Donating a kidney is an act of great kindness that can have a lasting impact on someone's life. Potential donors should carefully weigh the potential risks and benefits of donating a kidney before making a decision. People who are considering becoming a kidney donor should know that they can live a normal life with just one kidney, and that the single normal kidney will increase in size to compensate for the loss of the donated kidney. Donors reported that their quality of life was “excellent”, and studies have shown that living donors live as long as people who never donated.
The National Kidney Foundation (NKF) is the largest, most comprehensive and oldest organization dedicated to the awareness, prevention and treatment of kidney disease. Potential donors should meet with a psychologist and an independent living donor advocate to ensure that they are mentally and emotionally prepared to donate one of their kidneys. People who are considering becoming a kidney donor should also be aware of the financial implications of donating a kidney. Medicare or the kidney beneficiary's private insurance will cover the medical costs of testing and surgery for both the donor and the recipient of the kidney.

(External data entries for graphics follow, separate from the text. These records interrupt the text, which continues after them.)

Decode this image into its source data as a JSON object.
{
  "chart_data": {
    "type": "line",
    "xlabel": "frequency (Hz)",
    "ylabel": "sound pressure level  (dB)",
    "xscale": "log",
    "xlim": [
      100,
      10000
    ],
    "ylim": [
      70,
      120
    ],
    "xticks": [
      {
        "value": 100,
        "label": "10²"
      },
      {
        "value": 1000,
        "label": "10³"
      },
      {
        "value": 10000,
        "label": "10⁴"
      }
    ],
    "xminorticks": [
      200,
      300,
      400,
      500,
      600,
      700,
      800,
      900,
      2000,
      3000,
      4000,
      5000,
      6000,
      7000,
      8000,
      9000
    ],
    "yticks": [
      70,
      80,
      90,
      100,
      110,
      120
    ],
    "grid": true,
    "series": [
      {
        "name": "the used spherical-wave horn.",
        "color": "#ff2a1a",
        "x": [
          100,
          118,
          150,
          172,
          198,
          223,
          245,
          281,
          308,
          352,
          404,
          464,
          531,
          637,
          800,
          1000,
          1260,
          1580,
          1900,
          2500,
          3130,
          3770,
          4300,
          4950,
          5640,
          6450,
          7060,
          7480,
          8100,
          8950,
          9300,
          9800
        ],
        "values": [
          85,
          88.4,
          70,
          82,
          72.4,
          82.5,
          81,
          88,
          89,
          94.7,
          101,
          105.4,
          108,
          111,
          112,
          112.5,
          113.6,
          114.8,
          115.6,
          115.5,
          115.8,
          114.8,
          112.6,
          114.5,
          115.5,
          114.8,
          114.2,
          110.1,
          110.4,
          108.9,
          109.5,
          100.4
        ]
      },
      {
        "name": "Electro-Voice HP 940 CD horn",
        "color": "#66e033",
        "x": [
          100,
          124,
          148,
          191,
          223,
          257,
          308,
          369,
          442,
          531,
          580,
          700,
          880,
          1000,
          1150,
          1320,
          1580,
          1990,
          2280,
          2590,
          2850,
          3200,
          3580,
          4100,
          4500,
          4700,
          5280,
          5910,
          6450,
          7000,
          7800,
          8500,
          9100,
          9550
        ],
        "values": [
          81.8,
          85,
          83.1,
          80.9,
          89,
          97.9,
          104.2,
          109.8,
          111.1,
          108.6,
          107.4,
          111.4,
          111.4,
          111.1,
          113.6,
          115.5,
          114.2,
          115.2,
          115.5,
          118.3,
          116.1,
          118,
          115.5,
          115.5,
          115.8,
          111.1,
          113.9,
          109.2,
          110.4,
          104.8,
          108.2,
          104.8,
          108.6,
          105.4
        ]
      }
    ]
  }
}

Kidney donors tend to be healthier than the average person, are able to tolerate surgery well and return to a healthy lifestyle. Potential donors are screened for high blood pressure and diabetes, two of the leading causes of kidney disease. As long as the donor is thoroughly evaluated and the donation is authorized, you can lead a normal life after surgery. If you have two healthy kidneys, you may be able to donate one of your kidneys to improve or save someone else's life.
Being a living kidney donor can be very rewarding. It can help a loved one recover their health, give a friend a chance to stop dialysis, or even save the life of a stranger. If you're a person with kidney disease and you're trying to decide if a transplant is right for you, you may be wondering how it could affect your life. Knowing that you're helping someone makes you feel good.
Many donors say they feel better about themselves after donating, and most say that if they could do it again, they would still choose to donate their kidney.As a kidney donor, the risk of having kidney failure later in life is no higher than that of a person in the general population of similar age, sex, or race. Living donation doesn't change life expectancy and doesn't seem to increase the risk of kidney failure. If you are healthy and your antibodies and blood group match well with those of the person receiving the kidney, you may be approved to donate the kidney. If you're healthy, donating a kidney won't increase your chances of getting sick or having serious health problems.Sometimes, donating a kidney can affect a donor's ability to obtain or pay disability or life insurance.
There have been some cases where living donors needed a kidney later on, not necessarily because of the donation itself. The biggest expense for kidney recipients after a transplant is the medications they must take while the kidney lasts to prevent the body from rejecting it.If you want to donate your kidney to a friend or family member, talk to the doctor at the transplant center. You'll start testing to see if you're compatible. Donating can be selfless and rewarding, but potential donors should carefully consider all aspects before making their decision.